The never-ending debate over who “invented” punk is not only tiresome but increasingly convoluted, and seems to have devolved into a struggle to assert the importance of some band or another—at this point it’s got little to do with how good the music was. Over the past couple years the Guardian
, among other outlets, have advocated for an obscure garage group from Peru called Los Saicos, who started releasing music in 1965—but they seem to be forgetting that the Sonics
got there first, dropping their first seven-inch, “The Witch,”
in late 1964. One of its B sides (it came out in a couple versions) was called “Psycho,”

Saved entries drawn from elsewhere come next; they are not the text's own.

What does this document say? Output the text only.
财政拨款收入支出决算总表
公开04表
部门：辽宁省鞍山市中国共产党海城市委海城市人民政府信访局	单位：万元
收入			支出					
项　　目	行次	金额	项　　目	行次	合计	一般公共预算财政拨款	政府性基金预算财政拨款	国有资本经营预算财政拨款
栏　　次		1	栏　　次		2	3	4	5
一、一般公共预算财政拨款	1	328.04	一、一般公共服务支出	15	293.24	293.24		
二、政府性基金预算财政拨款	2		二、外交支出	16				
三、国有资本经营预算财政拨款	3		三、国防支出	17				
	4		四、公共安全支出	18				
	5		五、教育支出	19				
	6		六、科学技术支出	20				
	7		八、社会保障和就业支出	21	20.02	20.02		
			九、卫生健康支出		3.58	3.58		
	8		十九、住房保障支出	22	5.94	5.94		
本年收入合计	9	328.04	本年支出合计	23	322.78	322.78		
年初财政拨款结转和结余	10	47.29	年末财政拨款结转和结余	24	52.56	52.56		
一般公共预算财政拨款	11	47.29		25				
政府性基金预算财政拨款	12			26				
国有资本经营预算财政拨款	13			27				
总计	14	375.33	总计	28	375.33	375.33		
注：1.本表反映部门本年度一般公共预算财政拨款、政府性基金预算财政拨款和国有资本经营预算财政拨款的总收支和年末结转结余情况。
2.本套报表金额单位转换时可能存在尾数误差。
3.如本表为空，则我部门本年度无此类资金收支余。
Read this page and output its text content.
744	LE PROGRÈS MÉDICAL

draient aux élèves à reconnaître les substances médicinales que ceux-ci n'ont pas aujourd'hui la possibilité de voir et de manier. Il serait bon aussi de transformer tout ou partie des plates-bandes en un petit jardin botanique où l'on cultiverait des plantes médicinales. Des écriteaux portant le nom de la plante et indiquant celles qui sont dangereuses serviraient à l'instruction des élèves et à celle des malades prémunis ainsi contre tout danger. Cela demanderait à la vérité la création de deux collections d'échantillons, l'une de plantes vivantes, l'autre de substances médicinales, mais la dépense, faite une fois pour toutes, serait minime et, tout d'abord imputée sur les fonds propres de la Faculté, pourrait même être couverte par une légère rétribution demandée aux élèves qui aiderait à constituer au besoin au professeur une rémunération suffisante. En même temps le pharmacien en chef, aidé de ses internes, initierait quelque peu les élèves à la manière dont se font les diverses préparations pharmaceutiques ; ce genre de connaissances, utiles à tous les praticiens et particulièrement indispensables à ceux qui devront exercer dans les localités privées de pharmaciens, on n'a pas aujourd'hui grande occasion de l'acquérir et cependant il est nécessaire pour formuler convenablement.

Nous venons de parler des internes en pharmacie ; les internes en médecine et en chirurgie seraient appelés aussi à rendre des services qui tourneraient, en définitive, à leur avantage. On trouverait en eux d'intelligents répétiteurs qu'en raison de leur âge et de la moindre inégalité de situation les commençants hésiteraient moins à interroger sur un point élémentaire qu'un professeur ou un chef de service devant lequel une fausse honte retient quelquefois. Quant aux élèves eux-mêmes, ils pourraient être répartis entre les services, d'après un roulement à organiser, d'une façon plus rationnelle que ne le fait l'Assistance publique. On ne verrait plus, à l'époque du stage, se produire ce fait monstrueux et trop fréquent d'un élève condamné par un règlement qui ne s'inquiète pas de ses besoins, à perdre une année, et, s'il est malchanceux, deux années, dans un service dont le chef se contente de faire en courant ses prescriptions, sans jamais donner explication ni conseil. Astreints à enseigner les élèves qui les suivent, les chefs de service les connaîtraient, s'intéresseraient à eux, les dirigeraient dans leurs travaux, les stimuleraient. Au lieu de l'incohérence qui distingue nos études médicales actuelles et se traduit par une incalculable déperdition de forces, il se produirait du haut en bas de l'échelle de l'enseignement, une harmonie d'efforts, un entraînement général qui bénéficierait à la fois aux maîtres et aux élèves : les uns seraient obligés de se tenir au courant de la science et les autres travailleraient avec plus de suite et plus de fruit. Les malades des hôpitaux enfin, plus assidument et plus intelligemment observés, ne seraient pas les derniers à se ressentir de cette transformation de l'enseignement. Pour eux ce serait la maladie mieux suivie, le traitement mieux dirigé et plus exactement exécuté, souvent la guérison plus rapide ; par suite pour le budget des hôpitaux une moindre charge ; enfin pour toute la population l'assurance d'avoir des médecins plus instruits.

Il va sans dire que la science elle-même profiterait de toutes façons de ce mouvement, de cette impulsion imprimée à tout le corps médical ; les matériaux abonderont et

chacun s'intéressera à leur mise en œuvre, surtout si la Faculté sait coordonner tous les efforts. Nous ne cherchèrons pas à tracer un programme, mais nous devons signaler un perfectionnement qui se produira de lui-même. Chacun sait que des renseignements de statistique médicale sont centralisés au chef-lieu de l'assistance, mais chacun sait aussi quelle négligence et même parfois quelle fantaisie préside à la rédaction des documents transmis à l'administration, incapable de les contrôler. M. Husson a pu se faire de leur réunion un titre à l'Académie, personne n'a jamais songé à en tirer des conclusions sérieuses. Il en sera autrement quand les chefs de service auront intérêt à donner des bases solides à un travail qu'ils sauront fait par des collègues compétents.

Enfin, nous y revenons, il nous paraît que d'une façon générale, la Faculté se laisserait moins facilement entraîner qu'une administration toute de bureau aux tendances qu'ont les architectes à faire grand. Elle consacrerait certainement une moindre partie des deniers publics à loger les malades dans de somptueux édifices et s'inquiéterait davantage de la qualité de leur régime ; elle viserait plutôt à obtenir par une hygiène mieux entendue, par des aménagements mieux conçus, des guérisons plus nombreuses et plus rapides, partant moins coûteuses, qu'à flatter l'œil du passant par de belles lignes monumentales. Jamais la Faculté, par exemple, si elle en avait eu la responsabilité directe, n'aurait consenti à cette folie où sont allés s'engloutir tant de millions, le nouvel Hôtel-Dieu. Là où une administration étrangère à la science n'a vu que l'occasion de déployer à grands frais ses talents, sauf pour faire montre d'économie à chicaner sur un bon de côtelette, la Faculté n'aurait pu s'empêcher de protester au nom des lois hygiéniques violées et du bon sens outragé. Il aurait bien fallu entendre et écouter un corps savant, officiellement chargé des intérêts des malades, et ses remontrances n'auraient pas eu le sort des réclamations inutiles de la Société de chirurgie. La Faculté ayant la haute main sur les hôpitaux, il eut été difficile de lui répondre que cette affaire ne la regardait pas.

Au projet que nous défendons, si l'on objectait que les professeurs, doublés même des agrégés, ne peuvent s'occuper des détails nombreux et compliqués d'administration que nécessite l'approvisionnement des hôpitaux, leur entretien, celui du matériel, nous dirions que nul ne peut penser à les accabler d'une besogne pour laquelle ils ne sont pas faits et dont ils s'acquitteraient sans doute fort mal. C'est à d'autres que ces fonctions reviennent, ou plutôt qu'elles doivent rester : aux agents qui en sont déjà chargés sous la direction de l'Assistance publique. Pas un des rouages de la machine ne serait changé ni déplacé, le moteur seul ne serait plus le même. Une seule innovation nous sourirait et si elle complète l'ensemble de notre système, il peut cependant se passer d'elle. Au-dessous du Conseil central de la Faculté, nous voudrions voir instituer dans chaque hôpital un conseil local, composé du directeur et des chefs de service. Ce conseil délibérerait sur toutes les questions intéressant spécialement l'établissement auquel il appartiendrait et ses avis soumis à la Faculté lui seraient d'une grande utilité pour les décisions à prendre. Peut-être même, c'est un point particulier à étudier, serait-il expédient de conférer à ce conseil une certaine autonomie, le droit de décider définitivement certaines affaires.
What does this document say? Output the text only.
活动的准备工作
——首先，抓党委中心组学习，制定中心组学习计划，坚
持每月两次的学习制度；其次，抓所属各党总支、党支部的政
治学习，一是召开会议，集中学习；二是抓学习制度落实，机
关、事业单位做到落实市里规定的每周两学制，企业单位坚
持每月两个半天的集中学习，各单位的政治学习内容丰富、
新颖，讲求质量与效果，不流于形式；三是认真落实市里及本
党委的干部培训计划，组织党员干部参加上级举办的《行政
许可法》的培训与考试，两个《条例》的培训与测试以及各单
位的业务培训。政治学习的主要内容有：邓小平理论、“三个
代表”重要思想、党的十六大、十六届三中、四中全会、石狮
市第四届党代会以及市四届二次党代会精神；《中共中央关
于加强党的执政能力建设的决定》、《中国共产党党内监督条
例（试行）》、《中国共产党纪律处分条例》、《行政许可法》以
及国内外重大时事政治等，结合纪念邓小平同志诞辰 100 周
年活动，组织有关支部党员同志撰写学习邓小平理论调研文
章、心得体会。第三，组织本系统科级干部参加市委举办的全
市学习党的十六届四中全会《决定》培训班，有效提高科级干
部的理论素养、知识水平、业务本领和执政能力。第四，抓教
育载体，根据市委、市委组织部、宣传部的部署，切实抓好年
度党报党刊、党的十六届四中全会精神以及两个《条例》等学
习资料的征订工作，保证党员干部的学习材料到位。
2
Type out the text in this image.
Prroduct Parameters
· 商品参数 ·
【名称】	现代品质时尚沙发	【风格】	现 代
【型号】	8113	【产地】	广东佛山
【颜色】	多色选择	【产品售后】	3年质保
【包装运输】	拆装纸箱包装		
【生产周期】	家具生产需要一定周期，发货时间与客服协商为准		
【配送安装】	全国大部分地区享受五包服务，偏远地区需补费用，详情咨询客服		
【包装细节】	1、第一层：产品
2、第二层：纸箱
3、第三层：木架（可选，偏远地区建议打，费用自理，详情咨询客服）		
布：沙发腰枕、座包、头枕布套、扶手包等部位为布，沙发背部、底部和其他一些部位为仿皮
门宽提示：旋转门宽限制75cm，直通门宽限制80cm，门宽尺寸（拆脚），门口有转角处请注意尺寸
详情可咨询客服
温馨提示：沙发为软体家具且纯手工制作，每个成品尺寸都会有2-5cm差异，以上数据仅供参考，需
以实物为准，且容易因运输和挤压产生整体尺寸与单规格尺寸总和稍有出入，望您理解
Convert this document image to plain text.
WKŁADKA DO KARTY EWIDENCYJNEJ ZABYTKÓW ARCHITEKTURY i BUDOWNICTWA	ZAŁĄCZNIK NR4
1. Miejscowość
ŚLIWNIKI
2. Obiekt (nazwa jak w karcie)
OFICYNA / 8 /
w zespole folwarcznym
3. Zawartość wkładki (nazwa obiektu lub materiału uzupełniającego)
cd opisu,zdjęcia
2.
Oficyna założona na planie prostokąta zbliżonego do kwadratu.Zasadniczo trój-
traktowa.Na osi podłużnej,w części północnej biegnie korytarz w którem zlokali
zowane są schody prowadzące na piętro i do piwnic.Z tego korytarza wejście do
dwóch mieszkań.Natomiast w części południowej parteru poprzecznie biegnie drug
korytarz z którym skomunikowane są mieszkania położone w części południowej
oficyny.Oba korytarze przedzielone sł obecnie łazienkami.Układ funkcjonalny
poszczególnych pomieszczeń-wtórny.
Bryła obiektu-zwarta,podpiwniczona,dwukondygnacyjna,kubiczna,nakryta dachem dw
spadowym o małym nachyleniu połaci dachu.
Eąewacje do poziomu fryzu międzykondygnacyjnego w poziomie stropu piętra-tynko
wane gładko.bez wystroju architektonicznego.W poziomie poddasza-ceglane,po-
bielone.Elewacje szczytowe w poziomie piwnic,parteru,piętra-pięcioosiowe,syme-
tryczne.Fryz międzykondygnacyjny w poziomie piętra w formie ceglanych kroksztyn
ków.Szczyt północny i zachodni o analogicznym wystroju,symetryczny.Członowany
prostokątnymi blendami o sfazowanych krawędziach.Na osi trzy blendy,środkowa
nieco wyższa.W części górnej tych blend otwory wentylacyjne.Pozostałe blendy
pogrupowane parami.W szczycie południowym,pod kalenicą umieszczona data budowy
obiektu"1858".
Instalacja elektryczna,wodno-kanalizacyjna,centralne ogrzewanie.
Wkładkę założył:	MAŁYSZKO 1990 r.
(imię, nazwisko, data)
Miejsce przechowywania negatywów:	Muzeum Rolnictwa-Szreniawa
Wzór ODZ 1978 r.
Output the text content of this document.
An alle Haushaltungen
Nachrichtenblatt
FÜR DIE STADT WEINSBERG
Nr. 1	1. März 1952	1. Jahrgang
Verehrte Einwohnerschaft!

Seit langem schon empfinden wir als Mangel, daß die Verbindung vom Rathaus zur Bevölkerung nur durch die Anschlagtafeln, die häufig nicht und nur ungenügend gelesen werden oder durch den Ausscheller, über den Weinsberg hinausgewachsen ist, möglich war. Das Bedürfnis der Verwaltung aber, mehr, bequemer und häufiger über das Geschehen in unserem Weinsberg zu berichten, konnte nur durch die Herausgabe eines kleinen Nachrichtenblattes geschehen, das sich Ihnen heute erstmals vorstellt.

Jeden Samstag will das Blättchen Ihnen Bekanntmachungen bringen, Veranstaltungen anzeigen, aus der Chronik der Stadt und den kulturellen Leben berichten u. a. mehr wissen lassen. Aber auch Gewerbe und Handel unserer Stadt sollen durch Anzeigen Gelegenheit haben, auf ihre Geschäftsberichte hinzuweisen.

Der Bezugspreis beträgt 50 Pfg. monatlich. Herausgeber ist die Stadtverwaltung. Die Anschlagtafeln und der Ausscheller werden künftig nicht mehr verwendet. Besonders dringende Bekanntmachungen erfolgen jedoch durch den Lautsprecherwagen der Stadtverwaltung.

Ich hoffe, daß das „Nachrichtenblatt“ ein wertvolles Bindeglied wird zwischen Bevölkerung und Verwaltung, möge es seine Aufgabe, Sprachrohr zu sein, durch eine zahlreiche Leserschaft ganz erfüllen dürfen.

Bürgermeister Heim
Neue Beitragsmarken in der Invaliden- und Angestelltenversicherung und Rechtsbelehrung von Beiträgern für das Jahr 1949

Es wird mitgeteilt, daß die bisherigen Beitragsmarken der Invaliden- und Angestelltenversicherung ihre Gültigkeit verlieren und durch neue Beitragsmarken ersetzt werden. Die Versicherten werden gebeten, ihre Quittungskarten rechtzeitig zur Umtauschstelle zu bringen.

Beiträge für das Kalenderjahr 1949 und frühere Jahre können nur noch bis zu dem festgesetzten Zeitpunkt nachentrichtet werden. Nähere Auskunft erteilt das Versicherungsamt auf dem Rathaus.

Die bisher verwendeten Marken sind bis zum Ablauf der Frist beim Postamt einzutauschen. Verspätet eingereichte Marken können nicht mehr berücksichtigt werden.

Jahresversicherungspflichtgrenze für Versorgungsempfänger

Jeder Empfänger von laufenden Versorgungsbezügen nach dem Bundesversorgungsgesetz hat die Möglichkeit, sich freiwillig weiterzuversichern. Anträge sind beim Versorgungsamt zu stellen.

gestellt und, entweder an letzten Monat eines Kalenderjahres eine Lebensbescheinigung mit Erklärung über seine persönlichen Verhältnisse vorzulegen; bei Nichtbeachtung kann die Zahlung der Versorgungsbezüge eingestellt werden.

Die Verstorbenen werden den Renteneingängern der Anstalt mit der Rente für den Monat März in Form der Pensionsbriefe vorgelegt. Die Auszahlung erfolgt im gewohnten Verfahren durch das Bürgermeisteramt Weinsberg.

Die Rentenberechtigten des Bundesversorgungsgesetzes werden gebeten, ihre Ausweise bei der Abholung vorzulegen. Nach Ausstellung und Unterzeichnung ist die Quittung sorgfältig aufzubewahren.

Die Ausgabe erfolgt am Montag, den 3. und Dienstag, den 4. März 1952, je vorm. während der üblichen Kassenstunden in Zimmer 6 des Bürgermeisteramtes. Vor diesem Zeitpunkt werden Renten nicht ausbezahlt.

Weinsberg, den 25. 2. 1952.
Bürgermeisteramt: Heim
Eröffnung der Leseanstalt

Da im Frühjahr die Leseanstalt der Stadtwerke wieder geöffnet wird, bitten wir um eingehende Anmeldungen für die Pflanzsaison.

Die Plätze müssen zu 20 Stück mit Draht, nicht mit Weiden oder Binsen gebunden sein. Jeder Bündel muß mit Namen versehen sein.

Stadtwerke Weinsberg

and that title says a lot about these protopunks from Tacoma, Washington—their nasty, primal rock ’n’ roll must have sounded completely insane to the squares who were still calling the Beatles “appallingly unmusical.”
With their unhinged howling, cannonlike drumming, ragged sax blasts, spooky keyboards, and demented guitar riffs, the Sonics sound nuts even today—when one of their tunes is bearing down on me, I still sometimes freeze like a deer in headlights. “The Witch” and “Psycho” both appear again on the 1965 LP We Are the Sonics!!!
, my favorite album from the group’s initial run (plenty of compilations came out after they broke up in 1967), alongside covers of now-familiar pop tunes, including “Do You Love Me,” that sound just as raw as the originals. The Sonics have at least as much right to call themselves the godfathers of punk as any other claimant to that title, but they’re a killer band with or without it. They reunited most recently in 2007, and the five-piece lineup playing tonight includes three original members: guitarist Larry Parypa, saxophonist Rob Lind, and inimitable screamer Gerald “Jerry” Roslie (who also plays keys). —Leor Galil The Cynics open; Todd Novak of HoZac Records spins.